Further data from prospective clinical trials are needed to determine if patients should be treated on the basis of elevated CRP alone. One such trial, currently in progress in the United States, is the Justification for the Use of statins in Primary prevention: an Intervention Trial Evaluating Rosuvastatin (JUPITER) (72). This study is investigating whether long-term treatment with rosuvastatin decreases the rate of major cardiovascular events in patients with lower LDL cholesterol and high CRP.
Fibrinogen
Chemical Structure
Fibrinogen is a large (340-kDa) glycoprotein synthesized in the liver and is composed of two identical subunits linked through a disulfide bond. Each of the subunits consists of three polypeptide chains (Aα, Bβ, and γ) encoded by three separate genes on the long arm of chromosome 4 (73). The final step in the coagulation cascade, the conversion of soluble fibrinogen into insoluble fibrin polymer, is mediated by thrombin, which cleaves fibrinopeptide A from the Aα chain and fibrinopeptide B from the Bβ chain. The proteolytic fragments of fibrinogen have several other functions, including stimulating hematopoiesis, promoting smooth muscle proliferation, and having a possible role in containing bacterial infection. Elevated fibrinogen concentrations occur as a consequence of increased hepatic production or reduced clearance from the circulation (74).

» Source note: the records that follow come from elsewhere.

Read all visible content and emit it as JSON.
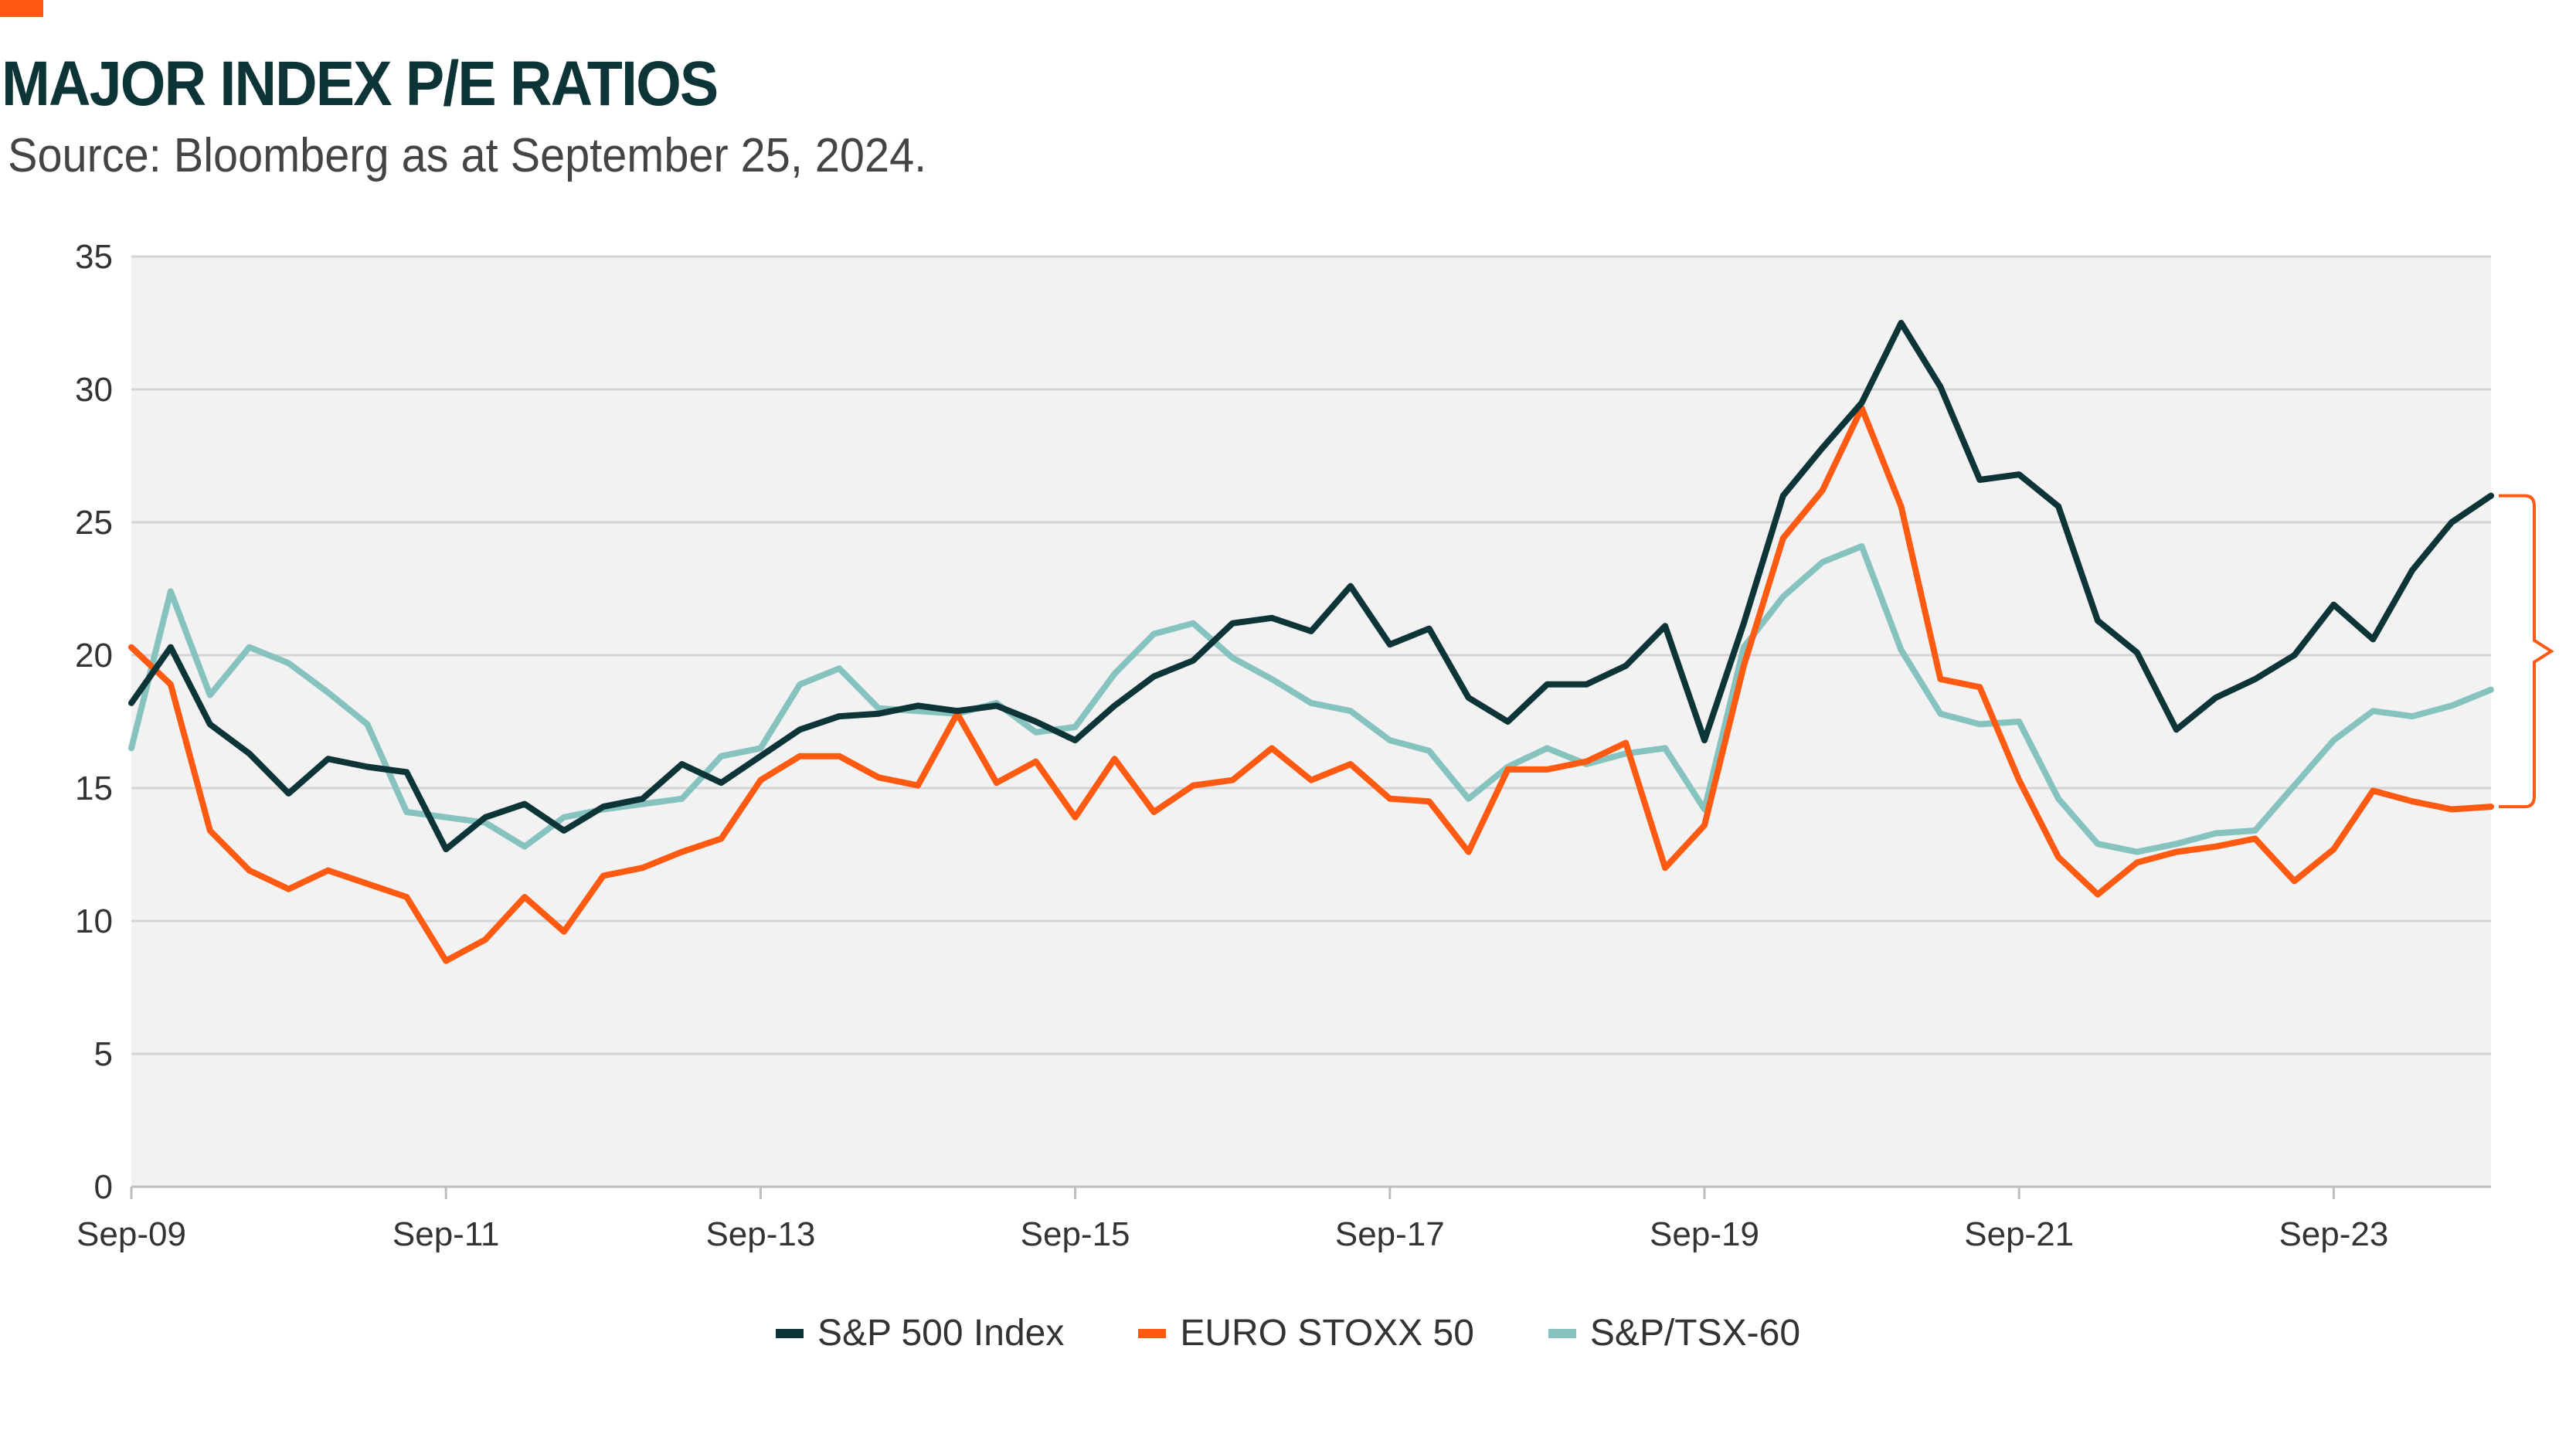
{
  "header": {
    "title": "MAJOR INDEX P/E RATIOS",
    "subtitle": "Source: Bloomberg as at September 25, 2024."
  },
  "colors": {
    "accent": "#ff5a12",
    "plot_background": "#f2f2f2",
    "grid": "#d4d4d4",
    "sp500": "#0d3436",
    "eurostoxx": "#ff5a12",
    "tsx": "#86c3bf"
  },
  "chart_data": {
    "type": "line",
    "title": "MAJOR INDEX P/E RATIOS",
    "xlabel": "",
    "ylabel": "",
    "ylim": [
      0,
      35
    ],
    "yticks": [
      "0",
      "5",
      "10",
      "15",
      "20",
      "25",
      "30",
      "35"
    ],
    "xticks": [
      "Sep-09",
      "Sep-11",
      "Sep-13",
      "Sep-15",
      "Sep-17",
      "Sep-19",
      "Sep-21",
      "Sep-23"
    ],
    "x_range": [
      "Sep-09",
      "Sep-24"
    ],
    "grid": "horizontal",
    "legend_position": "bottom-center",
    "annotation": "bracket spanning S&P 500 Index (≈26.0) to EURO STOXX 50 (≈14.3) at latest value",
    "series": [
      {
        "name": "S&P 500 Index",
        "color": "#0d3436",
        "x": [
          "2009-09",
          "2009-12",
          "2010-03",
          "2010-06",
          "2010-09",
          "2010-12",
          "2011-03",
          "2011-06",
          "2011-09",
          "2011-12",
          "2012-03",
          "2012-06",
          "2012-09",
          "2012-12",
          "2013-03",
          "2013-06",
          "2013-09",
          "2013-12",
          "2014-03",
          "2014-06",
          "2014-09",
          "2014-12",
          "2015-03",
          "2015-06",
          "2015-09",
          "2015-12",
          "2016-03",
          "2016-06",
          "2016-09",
          "2016-12",
          "2017-03",
          "2017-06",
          "2017-09",
          "2017-12",
          "2018-03",
          "2018-06",
          "2018-09",
          "2018-12",
          "2019-03",
          "2019-06",
          "2019-09",
          "2019-12",
          "2020-03",
          "2020-06",
          "2020-09",
          "2020-12",
          "2021-03",
          "2021-06",
          "2021-09",
          "2021-12",
          "2022-03",
          "2022-06",
          "2022-09",
          "2022-12",
          "2023-03",
          "2023-06",
          "2023-09",
          "2023-12",
          "2024-03",
          "2024-06",
          "2024-09"
        ],
        "y": [
          18.2,
          20.3,
          17.4,
          16.3,
          14.8,
          16.1,
          15.8,
          15.6,
          12.7,
          13.9,
          14.4,
          13.4,
          14.3,
          14.6,
          15.9,
          15.2,
          16.2,
          17.2,
          17.7,
          17.8,
          18.1,
          17.9,
          18.1,
          17.5,
          16.8,
          18.1,
          19.2,
          19.8,
          21.2,
          21.4,
          20.9,
          22.6,
          20.4,
          21.0,
          18.4,
          17.5,
          18.9,
          18.9,
          19.6,
          21.1,
          16.8,
          21.2,
          26.0,
          27.8,
          29.5,
          32.5,
          30.1,
          26.6,
          26.8,
          25.6,
          21.3,
          20.1,
          17.2,
          18.4,
          19.1,
          20.0,
          21.9,
          20.6,
          23.2,
          25.0,
          26.0
        ]
      },
      {
        "name": "EURO STOXX 50",
        "color": "#ff5a12",
        "x": [
          "2009-09",
          "2009-12",
          "2010-03",
          "2010-06",
          "2010-09",
          "2010-12",
          "2011-03",
          "2011-06",
          "2011-09",
          "2011-12",
          "2012-03",
          "2012-06",
          "2012-09",
          "2012-12",
          "2013-03",
          "2013-06",
          "2013-09",
          "2013-12",
          "2014-03",
          "2014-06",
          "2014-09",
          "2014-12",
          "2015-03",
          "2015-06",
          "2015-09",
          "2015-12",
          "2016-03",
          "2016-06",
          "2016-09",
          "2016-12",
          "2017-03",
          "2017-06",
          "2017-09",
          "2017-12",
          "2018-03",
          "2018-06",
          "2018-09",
          "2018-12",
          "2019-03",
          "2019-06",
          "2019-09",
          "2019-12",
          "2020-03",
          "2020-06",
          "2020-09",
          "2020-12",
          "2021-03",
          "2021-06",
          "2021-09",
          "2021-12",
          "2022-03",
          "2022-06",
          "2022-09",
          "2022-12",
          "2023-03",
          "2023-06",
          "2023-09",
          "2023-12",
          "2024-03",
          "2024-06",
          "2024-09"
        ],
        "y": [
          20.3,
          18.9,
          13.4,
          11.9,
          11.2,
          11.9,
          11.4,
          10.9,
          8.5,
          9.3,
          10.9,
          9.6,
          11.7,
          12.0,
          12.6,
          13.1,
          15.3,
          16.2,
          16.2,
          15.4,
          15.1,
          17.8,
          15.2,
          16.0,
          13.9,
          16.1,
          14.1,
          15.1,
          15.3,
          16.5,
          15.3,
          15.9,
          14.6,
          14.5,
          12.6,
          15.7,
          15.7,
          16.0,
          16.7,
          12.0,
          13.6,
          19.6,
          24.4,
          26.2,
          29.3,
          25.6,
          19.1,
          18.8,
          15.3,
          12.4,
          11.0,
          12.2,
          12.6,
          12.8,
          13.1,
          11.5,
          12.7,
          14.9,
          14.5,
          14.2,
          14.3
        ]
      },
      {
        "name": "S&P/TSX-60",
        "color": "#86c3bf",
        "x": [
          "2009-09",
          "2009-12",
          "2010-03",
          "2010-06",
          "2010-09",
          "2010-12",
          "2011-03",
          "2011-06",
          "2011-09",
          "2011-12",
          "2012-03",
          "2012-06",
          "2012-09",
          "2012-12",
          "2013-03",
          "2013-06",
          "2013-09",
          "2013-12",
          "2014-03",
          "2014-06",
          "2014-09",
          "2014-12",
          "2015-03",
          "2015-06",
          "2015-09",
          "2015-12",
          "2016-03",
          "2016-06",
          "2016-09",
          "2016-12",
          "2017-03",
          "2017-06",
          "2017-09",
          "2017-12",
          "2018-03",
          "2018-06",
          "2018-09",
          "2018-12",
          "2019-03",
          "2019-06",
          "2019-09",
          "2019-12",
          "2020-03",
          "2020-06",
          "2020-09",
          "2020-12",
          "2021-03",
          "2021-06",
          "2021-09",
          "2021-12",
          "2022-03",
          "2022-06",
          "2022-09",
          "2022-12",
          "2023-03",
          "2023-06",
          "2023-09",
          "2023-12",
          "2024-03",
          "2024-06",
          "2024-09"
        ],
        "y": [
          16.5,
          22.4,
          18.5,
          20.3,
          19.7,
          18.6,
          17.4,
          14.1,
          13.9,
          13.7,
          12.8,
          13.9,
          14.2,
          14.4,
          14.6,
          16.2,
          16.5,
          18.9,
          19.5,
          18.0,
          17.9,
          17.8,
          18.2,
          17.1,
          17.3,
          19.3,
          20.8,
          21.2,
          19.9,
          19.1,
          18.2,
          17.9,
          16.8,
          16.4,
          14.6,
          15.8,
          16.5,
          15.9,
          16.3,
          16.5,
          14.2,
          20.3,
          22.2,
          23.5,
          24.1,
          20.2,
          17.8,
          17.4,
          17.5,
          14.6,
          12.9,
          12.6,
          12.9,
          13.3,
          13.4,
          15.1,
          16.8,
          17.9,
          17.7,
          18.1,
          18.7
        ]
      }
    ]
  }
}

Measurement and Plasma Concentration
The circulating fibrinogen concentration ranges from 200 to 400 mg/dL. In practice, assay standardization for fibrinogen has been inadequate, and analytic consistency across reference laboratories remains poor (74). Levels are higher in African Americans and women, and levels increase with age, after menopause, and with increasing body fat (74). Fibrinogen concentrations decrease with exercise and in individuals who consume alcohol (74). Levels also correlate positively with other risk factors for vascular disease, increasing with concentrations of LDL cholesterol and lipoprotein (a) and decreasing with increasing high density lipoprotein (HDL) cholesterol (74). Fibrinogen levels are also higher in patients with hypertension (75) and diabetes mellitus (76). Smoking also increases fibrinogen concentration (77), which may decrease upon smoking cessation (74,78). Higher concentrations of plasma fibrinogen have been observed in smokers with the T148-A455 allele compared with homozygotes for the common C148-G455 allele (79). In addition, fibrinogen is an acute phase reactant that increases in a variety of disorders, including infections, neoplasms, and hepatitis (74).
Fibrinogen and Atherosclerosis
Plasma fibrinogen regulates cell adhesion, chemotaxis, and proliferation, influences platelet aggregation and blood viscosity, interacts with plasminogen binding, and, in combination with thrombin, mediates the final step in clot formation and the response to vascular injury (80,81,82). Recent data also suggest that the association of fibrinogen with CAD may relate to its role in inflammation (83).